On pourrait croire la peste éradiquée de la surface de la terre. La maladie sévit pourtant encore dans des pays comme le Congo-Kinshasa ou Madagascar. Ce film de 10 minutes présente les efforts déployés par le CICR et ses partenaires locaux pour que la peste ne se déclare pas dans les prisons malgaches. Si la maladie survenait dans ces lieux, la surpopulation et les mauvaises conditions d’hygiène favoriseraient une progression foudroyante de cette maladie hautement contagieuse.

Version en malgache:"Madagasikara: Fonja tsy misy pesta"

« Une explosion atomique de la peste »

Décrite communément comme la maladie de la pauvreté, la peste est principalement véhiculée par le rat noir, qui la transmet à l’homme par l’intermédiaire de puces infectées. Le retour de l’humidité et des températures chaudes chaque année en octobre marque le début de la saison pesteuse. Les puces se multiplient, le risque de transmission augmente : c’est le moment de désinsectiser et de dératiser.

En appui à la politique de lutte contre la peste mise en place par les autorités malgaches, le Comité international de la Croix-Rouge, les autorités pénitentiaires, le ministère de la Santé publique, l’Ambassade de Suisse et l’Institut Pasteur de Madagascar (IPM) ont lancé en 2012 une première campagne de dératisation dans la prison d’Antanimora, à Antananarivo, qui abrite 3 000 détenus.

Comme l'explique le Professeur Rogier de l'IPM, "si la peste rentre dans les prisons, ça serait une sorte d'explosion atomique de la peste au sein de la ville et jamais les murs des prisons n'empêcheront finalement la peste de sortir et d'envahir le reste de la ville".
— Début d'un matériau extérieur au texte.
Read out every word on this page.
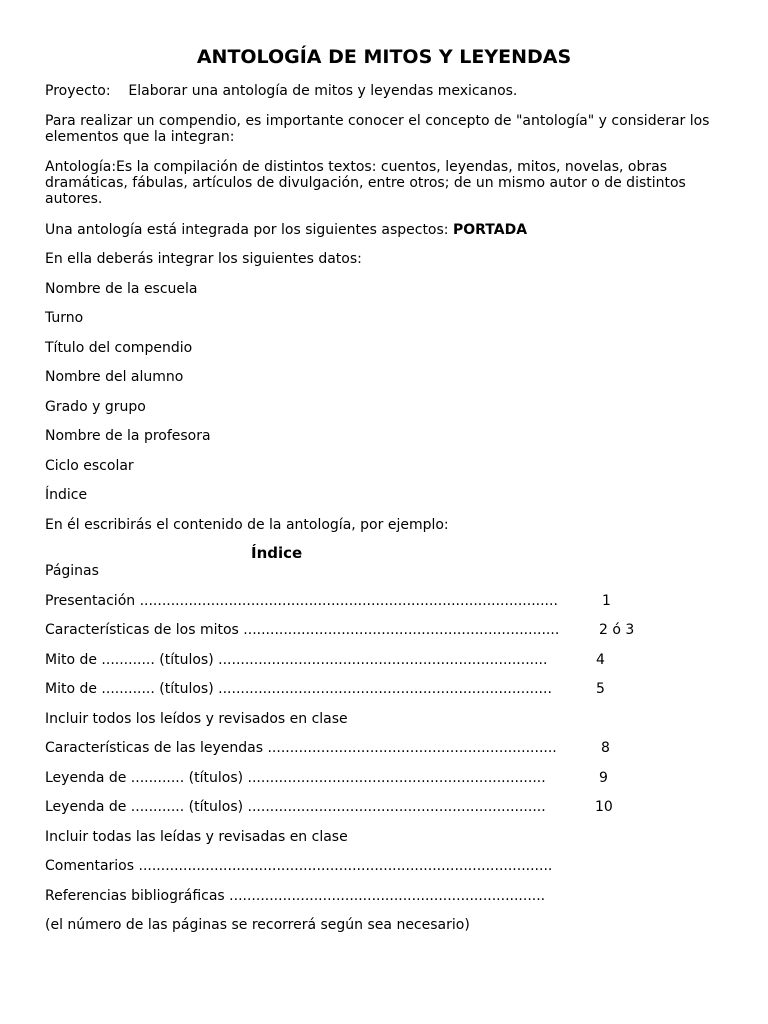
ANTOLOGÍA DE MITOS Y LEYENDAS
Proyecto: Elaborar una antología de mitos y leyendas mexicanos.
Para realizar un compendio, es importante conocer el concepto de "antología" y considerar los elementos que la integran:
Antología:Es la compilación de distintos textos: cuentos, leyendas, mitos, novelas, obras dramáticas, fábulas, artículos de divulgación, entre otros; de un mismo autor o de distintos autores.
Una antología está integrada por los siguientes aspectos: PORTADA
En ella deberás integrar los siguientes datos:
Nombre de la escuela
Turno
Título del compendio
Nombre del alumno
Grado y grupo
Nombre de la profesora
Ciclo escolar
Índice
En él escribirás el contenido de la antología, por ejemplo:
Índice
Páginas
Presentación ..............................................................................................	1
Características de los mitos .......................................................................	2 ó 3
Mito de ............ (títulos) ..........................................................................	4
Mito de ............ (títulos) ...........................................................................	5
Incluir todos los leídos y revisados en clase
Características de las leyendas .................................................................	8
Leyenda de ............ (títulos) ...................................................................	9
Leyenda de ............ (títulos) ...................................................................	10
Incluir todas las leídas y revisadas en clase
Comentarios .............................................................................................
Referencias bibliográficas .......................................................................
(el número de las páginas se recorrerá según sea necesario)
Depuis le début du projet, ce sont huit prisons dans tout le pays qui ont bénéficié de cette campagne de prévention. En 2014, l’administration pénitentiaire malgache continue de recevoir le soutien technique du CICR et de ses partenaires. Les détenus et les autorités des prisons sont associés aux opérations de dératisation et de désinsectisation. L’objectif de la délégation régionale du CICR à Madagascar est de contribuer à la pérennisation de ces efforts et de rendre les autorités pénitentiaires autonomes dans cette lutte.

De 2009 à 2013, 500 cas ont été comptabilisés en moyenne chaque année à Madagascar. En 2012, sur les 256 personnes atteintes par la maladie, 60 sont décédées, selon les données de l’Organisation mondiale de la santé.